At one bus depot in Berlin, transit workers said that buses and subways would probably start rolling about noon. But Germans were perhaps most interested in when their garbage would be collected.

"It stinks to high heaven," complained Bild Zeitung, a tabloid.

Ms. Wulf-Mathies and Rudolf Seiters, the dapper interior minister who negotiated for the government, appeared on television together late yesterday afternoon to announce their tentative settlement.

Ms. Wulf-Mathies called the settlement "a political victory."

The package includes a 200-mark holiday bonus for everyone. And in addition to the holiday bonus, lower-paid employees, garbage collectorsfor example, are to get a one-time 750-mark payment, and middle-level wage earners are to get a 600-mark bonus. Cabinet ministers at the top, like Mr. Seiters, get nothing.

Lower and middle public service workers would get as much as a 6.2 percent raise, Ms. Wulf-Mathies said. The mediator's proposal would have given them an average of 35 marks, she said, adding, "Now that's doubled."

The settlement is expected to cost 16 billion marks ($9.75 billion), Mr. Seiters calculated.

Unemployment rates dropped slightly yesterday also, so the country had good economic news of a sort all around.

Negotiations are still under way involving several industrial unions, including IG-Metall, and about 5 million workers in both the metal fabrication and printing unions. The metal workers staged guerrilla attacks today in "lightning" strikes at selected plants across Germany.

IG-Metall workers are seeking a 9.5 percent wage increase, which is what the public employees had originally sought.

Employers in the metal industries have offered a 3.3 percent increase, which the workers have rejected as "insulting."

There was some sense, however that negotiations with the industrial workers would be influenced by the agreement with public sector employees.

Before the temporary agreement was reached late yesterday, Chancellor Kohl said that any settlement beyond a "reasonable" level would mean less money available for investment in rebuilding eastern Germany.

Ms.

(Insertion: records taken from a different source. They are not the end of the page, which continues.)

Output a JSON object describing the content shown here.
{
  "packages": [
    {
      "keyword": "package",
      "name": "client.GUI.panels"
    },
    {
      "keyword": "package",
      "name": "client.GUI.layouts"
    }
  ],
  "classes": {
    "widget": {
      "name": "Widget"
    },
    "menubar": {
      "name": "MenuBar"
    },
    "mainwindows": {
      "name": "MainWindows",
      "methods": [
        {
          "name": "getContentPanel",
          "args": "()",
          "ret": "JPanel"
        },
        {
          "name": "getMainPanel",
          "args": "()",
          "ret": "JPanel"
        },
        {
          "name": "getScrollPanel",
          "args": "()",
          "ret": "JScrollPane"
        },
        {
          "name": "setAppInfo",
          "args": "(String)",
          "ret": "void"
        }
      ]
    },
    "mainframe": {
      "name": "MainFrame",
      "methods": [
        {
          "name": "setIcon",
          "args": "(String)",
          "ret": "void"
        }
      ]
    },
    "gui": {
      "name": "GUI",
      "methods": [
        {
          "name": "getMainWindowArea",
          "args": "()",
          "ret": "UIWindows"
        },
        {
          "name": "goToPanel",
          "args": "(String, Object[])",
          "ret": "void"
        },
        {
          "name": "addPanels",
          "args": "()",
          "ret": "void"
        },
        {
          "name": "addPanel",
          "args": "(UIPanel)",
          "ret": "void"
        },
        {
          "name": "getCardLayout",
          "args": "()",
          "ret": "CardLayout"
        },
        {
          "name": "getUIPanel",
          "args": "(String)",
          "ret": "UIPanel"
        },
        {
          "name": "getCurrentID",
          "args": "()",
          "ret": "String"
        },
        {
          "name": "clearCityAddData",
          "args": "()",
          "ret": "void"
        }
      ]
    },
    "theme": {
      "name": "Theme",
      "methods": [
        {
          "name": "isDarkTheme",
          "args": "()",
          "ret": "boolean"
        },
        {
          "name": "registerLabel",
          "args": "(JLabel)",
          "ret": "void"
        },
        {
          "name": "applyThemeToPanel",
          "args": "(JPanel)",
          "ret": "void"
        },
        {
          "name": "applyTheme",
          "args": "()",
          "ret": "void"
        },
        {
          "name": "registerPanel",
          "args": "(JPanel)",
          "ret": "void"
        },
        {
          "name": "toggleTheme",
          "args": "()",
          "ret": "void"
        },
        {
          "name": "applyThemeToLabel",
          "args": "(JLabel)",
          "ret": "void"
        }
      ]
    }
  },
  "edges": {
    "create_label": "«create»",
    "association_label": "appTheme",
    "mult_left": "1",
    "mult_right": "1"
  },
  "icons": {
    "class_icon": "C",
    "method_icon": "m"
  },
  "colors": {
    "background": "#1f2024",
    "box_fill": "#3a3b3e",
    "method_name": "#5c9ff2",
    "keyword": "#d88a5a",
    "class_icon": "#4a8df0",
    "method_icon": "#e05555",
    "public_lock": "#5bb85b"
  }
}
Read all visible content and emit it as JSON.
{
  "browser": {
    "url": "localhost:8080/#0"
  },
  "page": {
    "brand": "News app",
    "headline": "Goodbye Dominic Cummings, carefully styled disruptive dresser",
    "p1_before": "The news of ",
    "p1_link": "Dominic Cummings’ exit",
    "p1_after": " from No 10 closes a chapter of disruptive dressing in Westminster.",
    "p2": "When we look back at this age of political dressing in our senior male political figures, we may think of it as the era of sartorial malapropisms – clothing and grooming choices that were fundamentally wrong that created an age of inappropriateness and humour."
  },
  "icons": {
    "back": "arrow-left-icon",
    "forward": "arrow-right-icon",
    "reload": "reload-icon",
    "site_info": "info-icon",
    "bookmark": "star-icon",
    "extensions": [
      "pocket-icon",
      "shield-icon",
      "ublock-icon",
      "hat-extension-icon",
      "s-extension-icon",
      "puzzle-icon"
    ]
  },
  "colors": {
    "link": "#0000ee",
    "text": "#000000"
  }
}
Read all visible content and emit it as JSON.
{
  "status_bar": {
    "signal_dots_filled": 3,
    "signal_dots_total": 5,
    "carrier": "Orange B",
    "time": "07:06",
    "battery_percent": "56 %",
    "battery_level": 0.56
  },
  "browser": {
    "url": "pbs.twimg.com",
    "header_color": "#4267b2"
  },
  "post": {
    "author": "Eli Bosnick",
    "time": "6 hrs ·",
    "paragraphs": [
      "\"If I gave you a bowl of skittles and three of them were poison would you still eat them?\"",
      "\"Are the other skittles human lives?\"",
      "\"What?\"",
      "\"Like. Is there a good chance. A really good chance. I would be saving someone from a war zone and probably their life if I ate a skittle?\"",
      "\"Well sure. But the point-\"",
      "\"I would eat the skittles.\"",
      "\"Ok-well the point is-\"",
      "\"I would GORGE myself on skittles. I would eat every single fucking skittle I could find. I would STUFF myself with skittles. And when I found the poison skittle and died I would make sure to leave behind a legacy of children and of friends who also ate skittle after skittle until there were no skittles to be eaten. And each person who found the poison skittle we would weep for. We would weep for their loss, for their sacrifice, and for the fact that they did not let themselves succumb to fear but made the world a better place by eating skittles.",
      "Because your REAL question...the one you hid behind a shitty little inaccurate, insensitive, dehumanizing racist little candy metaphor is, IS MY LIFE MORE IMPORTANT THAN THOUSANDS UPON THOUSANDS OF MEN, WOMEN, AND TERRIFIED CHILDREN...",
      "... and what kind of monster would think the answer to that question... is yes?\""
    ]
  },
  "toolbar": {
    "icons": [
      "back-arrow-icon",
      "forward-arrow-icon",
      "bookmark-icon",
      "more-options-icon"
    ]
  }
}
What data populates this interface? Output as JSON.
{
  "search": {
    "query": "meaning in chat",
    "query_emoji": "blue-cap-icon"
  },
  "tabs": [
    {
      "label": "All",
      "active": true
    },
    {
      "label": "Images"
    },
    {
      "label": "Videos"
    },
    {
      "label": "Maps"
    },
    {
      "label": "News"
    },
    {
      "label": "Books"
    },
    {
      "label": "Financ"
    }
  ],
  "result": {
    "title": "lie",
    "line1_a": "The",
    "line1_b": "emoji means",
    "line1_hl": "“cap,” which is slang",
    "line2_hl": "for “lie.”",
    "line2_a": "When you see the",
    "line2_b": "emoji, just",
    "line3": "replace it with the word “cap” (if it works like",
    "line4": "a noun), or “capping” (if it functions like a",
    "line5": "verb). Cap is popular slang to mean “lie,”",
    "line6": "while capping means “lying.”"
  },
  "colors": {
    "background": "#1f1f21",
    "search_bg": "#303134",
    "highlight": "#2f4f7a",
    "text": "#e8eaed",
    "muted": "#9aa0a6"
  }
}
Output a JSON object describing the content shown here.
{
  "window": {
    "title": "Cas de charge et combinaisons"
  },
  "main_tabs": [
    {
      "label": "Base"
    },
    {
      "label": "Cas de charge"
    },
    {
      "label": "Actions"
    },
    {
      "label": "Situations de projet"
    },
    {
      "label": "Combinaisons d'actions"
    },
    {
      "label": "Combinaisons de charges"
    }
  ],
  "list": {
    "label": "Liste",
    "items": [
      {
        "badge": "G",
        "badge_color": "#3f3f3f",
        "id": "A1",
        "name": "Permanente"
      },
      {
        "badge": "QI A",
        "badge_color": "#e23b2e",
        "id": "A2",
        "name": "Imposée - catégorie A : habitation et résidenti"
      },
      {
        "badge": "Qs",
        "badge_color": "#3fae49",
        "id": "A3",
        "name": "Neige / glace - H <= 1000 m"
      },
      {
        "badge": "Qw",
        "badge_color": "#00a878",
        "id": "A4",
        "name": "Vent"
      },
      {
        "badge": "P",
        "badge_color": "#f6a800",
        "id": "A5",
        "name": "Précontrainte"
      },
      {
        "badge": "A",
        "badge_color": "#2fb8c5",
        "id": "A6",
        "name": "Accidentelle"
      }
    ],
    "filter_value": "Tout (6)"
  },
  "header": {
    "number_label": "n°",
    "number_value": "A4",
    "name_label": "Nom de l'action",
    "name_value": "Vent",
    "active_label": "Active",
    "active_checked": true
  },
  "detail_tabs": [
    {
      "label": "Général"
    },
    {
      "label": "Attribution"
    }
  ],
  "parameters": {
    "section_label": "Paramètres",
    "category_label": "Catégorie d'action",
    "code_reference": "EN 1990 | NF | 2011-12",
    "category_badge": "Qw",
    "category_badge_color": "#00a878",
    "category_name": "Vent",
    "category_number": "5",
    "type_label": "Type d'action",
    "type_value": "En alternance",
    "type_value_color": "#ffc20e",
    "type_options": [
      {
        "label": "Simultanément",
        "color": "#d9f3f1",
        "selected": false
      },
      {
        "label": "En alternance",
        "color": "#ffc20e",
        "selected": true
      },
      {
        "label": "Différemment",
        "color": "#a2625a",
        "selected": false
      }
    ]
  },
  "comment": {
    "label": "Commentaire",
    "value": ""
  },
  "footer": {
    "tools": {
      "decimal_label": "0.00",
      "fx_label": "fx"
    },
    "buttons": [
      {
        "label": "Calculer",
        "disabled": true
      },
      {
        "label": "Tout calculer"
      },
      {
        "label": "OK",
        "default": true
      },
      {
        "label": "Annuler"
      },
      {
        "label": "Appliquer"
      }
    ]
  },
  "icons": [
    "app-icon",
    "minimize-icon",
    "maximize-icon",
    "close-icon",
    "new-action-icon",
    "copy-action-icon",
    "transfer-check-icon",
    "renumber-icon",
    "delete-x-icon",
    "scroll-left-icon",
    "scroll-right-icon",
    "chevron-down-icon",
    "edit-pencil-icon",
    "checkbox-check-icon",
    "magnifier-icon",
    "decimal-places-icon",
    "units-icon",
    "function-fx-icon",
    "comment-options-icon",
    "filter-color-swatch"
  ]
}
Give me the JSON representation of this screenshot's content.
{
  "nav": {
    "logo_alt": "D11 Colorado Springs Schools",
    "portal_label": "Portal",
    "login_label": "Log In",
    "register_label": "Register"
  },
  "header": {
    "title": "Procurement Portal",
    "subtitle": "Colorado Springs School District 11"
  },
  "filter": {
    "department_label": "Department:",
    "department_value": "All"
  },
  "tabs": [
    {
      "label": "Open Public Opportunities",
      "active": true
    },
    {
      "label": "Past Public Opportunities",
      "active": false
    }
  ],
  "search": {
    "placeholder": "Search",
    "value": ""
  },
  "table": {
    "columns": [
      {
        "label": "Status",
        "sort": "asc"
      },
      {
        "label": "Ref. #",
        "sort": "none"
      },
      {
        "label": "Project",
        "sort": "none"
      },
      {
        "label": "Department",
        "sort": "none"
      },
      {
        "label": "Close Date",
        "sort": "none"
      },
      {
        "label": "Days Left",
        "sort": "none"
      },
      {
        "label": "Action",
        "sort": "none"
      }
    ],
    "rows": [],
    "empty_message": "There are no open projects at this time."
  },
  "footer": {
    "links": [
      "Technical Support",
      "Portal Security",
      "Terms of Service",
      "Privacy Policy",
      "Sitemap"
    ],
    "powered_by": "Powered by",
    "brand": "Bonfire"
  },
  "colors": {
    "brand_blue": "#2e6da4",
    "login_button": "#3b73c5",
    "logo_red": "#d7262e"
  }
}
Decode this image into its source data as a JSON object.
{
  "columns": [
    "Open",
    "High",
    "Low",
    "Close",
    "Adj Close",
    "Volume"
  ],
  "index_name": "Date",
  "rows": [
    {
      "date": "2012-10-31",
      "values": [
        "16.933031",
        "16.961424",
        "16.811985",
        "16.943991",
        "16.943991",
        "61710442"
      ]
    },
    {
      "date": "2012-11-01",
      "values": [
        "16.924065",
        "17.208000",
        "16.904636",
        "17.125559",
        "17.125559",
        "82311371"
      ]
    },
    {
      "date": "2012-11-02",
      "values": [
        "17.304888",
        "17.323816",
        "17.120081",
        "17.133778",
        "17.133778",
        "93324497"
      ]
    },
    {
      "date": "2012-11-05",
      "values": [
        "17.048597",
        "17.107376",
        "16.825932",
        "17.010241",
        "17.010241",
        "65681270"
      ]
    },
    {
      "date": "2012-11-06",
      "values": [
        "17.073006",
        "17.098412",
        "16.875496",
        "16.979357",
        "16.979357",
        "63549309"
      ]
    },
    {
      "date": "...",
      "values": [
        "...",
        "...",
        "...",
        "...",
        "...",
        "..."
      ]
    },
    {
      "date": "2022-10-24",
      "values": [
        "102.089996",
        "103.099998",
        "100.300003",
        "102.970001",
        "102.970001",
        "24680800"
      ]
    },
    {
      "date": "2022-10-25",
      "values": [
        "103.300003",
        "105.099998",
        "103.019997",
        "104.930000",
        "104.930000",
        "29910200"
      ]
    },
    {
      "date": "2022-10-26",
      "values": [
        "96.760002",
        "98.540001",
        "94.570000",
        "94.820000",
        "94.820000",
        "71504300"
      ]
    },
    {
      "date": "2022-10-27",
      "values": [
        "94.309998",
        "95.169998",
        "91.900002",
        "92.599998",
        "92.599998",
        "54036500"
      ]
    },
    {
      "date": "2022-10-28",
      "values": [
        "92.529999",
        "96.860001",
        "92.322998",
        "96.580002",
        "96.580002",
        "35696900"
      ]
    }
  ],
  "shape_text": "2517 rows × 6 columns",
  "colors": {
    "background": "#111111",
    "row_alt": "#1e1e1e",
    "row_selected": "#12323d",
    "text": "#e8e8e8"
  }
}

Wulf-Mathies said she believed that the 750-mark one-shot payments would be applicable to eastern German workers in negotiations later in the year. Eastern Germans, who earn between 60 percent and 85 percent of western German wages, would practically all be considered lower-paid employees.

"The 5.4 percent puts us in a good position in East German negotiations," she said.

Workers in eastern Germany did not participate in the strikes because their labor unions have not yet merged with their counterparts in the west.

But some easterners resented the strikers for demanding wage increases at a time when so much money is needed to rebuild the eastern part of the country.

"Money given to union members is money that will not be available for building new streets or telephone systems in the east," said Rainer Eppelmann, a member of Parliament from eastern Berlin, in an interview yesterday.

"For the next two or three years, it would be good for everyone in the western part of the country to accept the principle that they have a social responsibility to the east."